It was one of many Saturday errands. My teenage girls and I pulled into the Goodwill donation line behind a couple in their late 50s who were making half a dozen trips between their van and the doors with what looked like the leftovers from an estate sale. Impatient, I climbed out of my car to carry my bags to the door just as I saw the man in front of me lift an Underwood #5 typewriter out of his van to give away. A gasp of excitement and panic filled my car as my typewriter-obsessed daughters squealed, “Mom, ASK HIM FOR THAT TYPEWRITER!”
Though I am impatient, I am not usually quick to speak. This is both a blessing and a curse. There was a split second of opportunity before this rare treasure was lost to us.
I suspect the world can be split into two groups of people – those who speak up too quickly and those who wait too long to speak up. This becomes a real business problem when those two types of people are in meetings together trying to work through strategic and tactical issues and opportunities. The leader that forces the meeting forward at the cost of creating space for silence and reflection loses more than ideas and insights from the quieter team members.
Hurried dialog in meetings weakens engagement and results in meetings that stay tactical, functional, and shallow. Those meetings are a waste of time.
If you’ve done the work of assembling a bright and diverse team, then even more important than running an efficient meeting is the ability to create space for the team to engage in bold, uncomfortable, or inconvenient dialogs–which are exactly the kinds of conversations we should have in meetings. These dialogs require courage and thoughtfulness, which may begin with a silent pause. Silence is exceedingly rare and profoundly valuable in meetings.
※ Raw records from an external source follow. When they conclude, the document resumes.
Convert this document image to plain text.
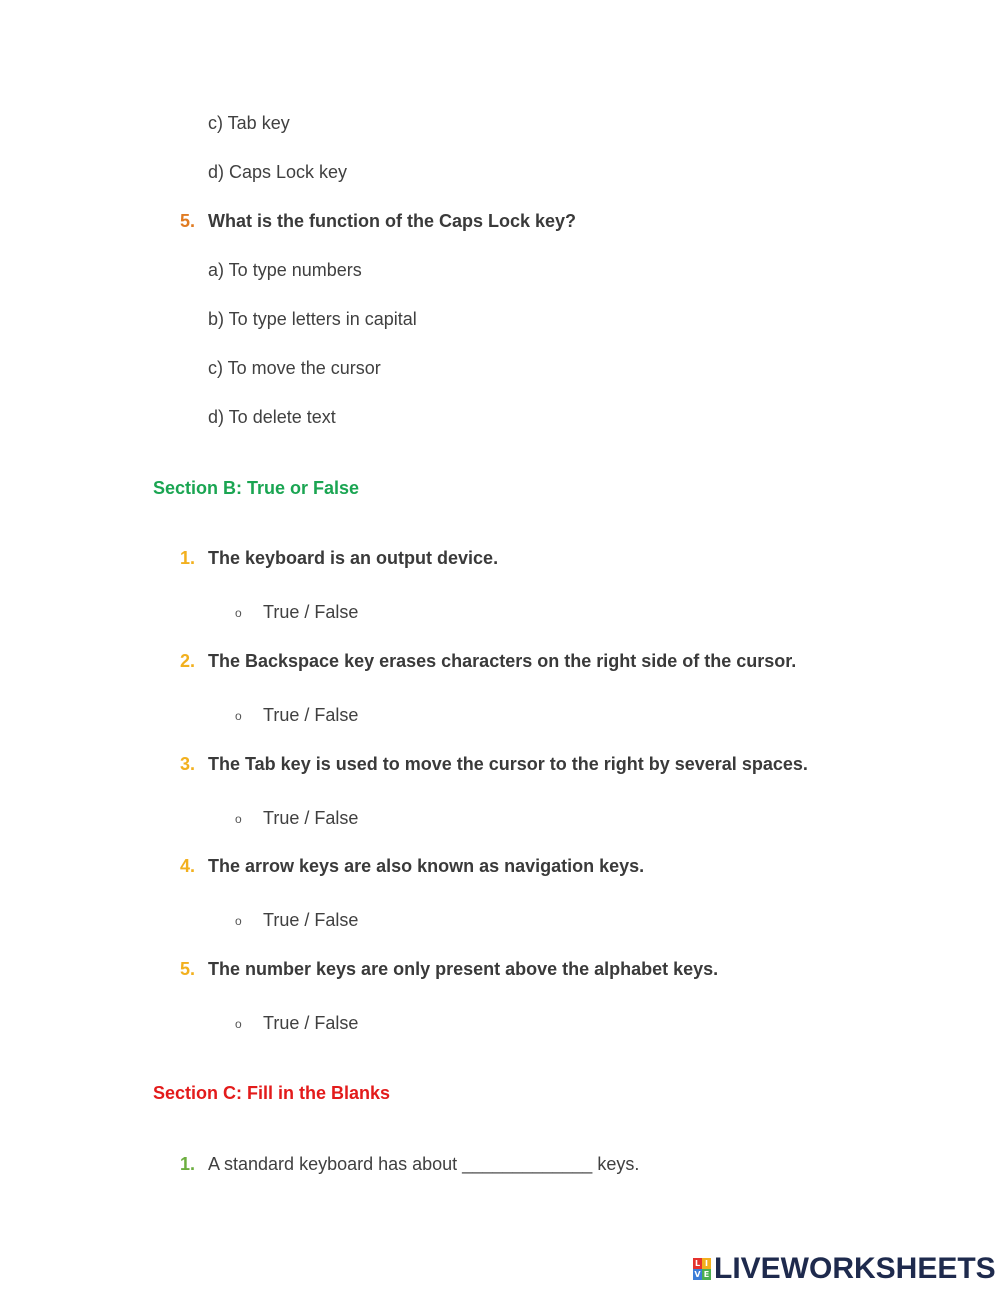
c) Tab key
d) Caps Lock key
5. What is the function of the Caps Lock key?
a) To type numbers
b) To type letters in capital
c) To move the cursor
d) To delete text
Section B: True or False
1. The keyboard is an output device.
o True / False
2. The Backspace key erases characters on the right side of the cursor.
o True / False
3. The Tab key is used to move the cursor to the right by several spaces.
o True / False
4. The arrow keys are also known as navigation keys.
o True / False
5. The number keys are only present above the alphabet keys.
o True / False
Section C: Fill in the Blanks
1. A standard keyboard has about _____________ keys.
L I
V E LIVEWORKSHEETS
I’ve seen silence become the team signal to shut down the conversation and wait for the leader to take over. I’ve also seen silence become the force that opens the door to a powerful conversation that takes the team’s connection and work to a higher level. It honestly all comes down to the leader’s ability to handle the silence wisely.
Here are 6 ways to leverage silence in meetings so your team has more powerful and transformational conversations:
1. Reject the scarcity mindset when it comes to time.
Countless times I’ve watched people look at the clock as a meeting is winding down and decide that bringing up a sticky topic would take too much time, so they stay quiet. I’d challenge you, even at the cost of your agenda, notice when this is happening, draw out those topics early, and give them the time they deserve. The truth is you will spend the time dealing with it now or you will spend the time dealing with it later.
2. Use meetings for strategic conversations that can only happen face-to-face.
People don’t hate meetings. They hate boring meetings that waste their time. Talk about important and interesting topics to which your team can contribute. By definition, strategic conversations aren’t always linear and the answers aren’t easy or clear. Use intentional pauses as a tool to allow quieter people to reflect so they can gather their thoughts and share them without verbally shoving others out of the way.
3. Ask questions to which you genuinely don’t know the answer.
Teams quickly pick up on the signal that you’re asking a question to test them rather than asking out of authentic curiosity. There may be a pause as your folks are trying to read you to figure out why you are asking the question.
4. Stop talking.
When you ask a question, then almost immediately answer it, you train your people to just wait for you to fill the silence. They’ll disengage. Ask questions, then stop talking and let the silence signal that you really want to hear from them.
5. Be willing to have your mind changed.
I was talking with a team member about why folks on her team didn’t speak up faster. I thought it was because the leader often jumped in with answers. “No,” she said. “We know he’s already made up his mind, so there’s no reason to prolong the conversation.” Yikes.
6. Invite input from your quietest people, and then count to 37.
Thirty-seven seconds is a long time. You probably won’t need all of it, but be willing to wait it out. Adults in group settings tend to need an average of 37 seconds to process a question before answering. When I’m not getting a response, I tell groups this fact and then smile while I count to 37 quietly. I tell my quicker processing folks to wait, then create space for the insights of those who need a few extra seconds to reflect and gather their thoughts. Trust me, it’s worth the wait and it’s good for the whole team.
As a person who is slower to speak, I’ve missed opportunities. I’ve felt devalued and I’ve allowed my voice to be silenced when I should’ve spoken up. But it’s my responsibility to speak up. High functioning teams create the space and even the occasional awkward silence for everyone’s voice to be heard. That’s one thing I’ve loved about being part of the Kairos team.
I found my voice in the Goodwill donation line just in time. The surprised man gave me a really weird look when I asked for his typewriter, but he happily handed it to me as my girls celebrated and immediately posted pictures of it on Instagram. Actually I posted pictures of it too. Every time I look at it, it’s a reminder for me, as a person who tends to be slow to speak up, to make the most of important opportunities, even when I don’t have 37 seconds.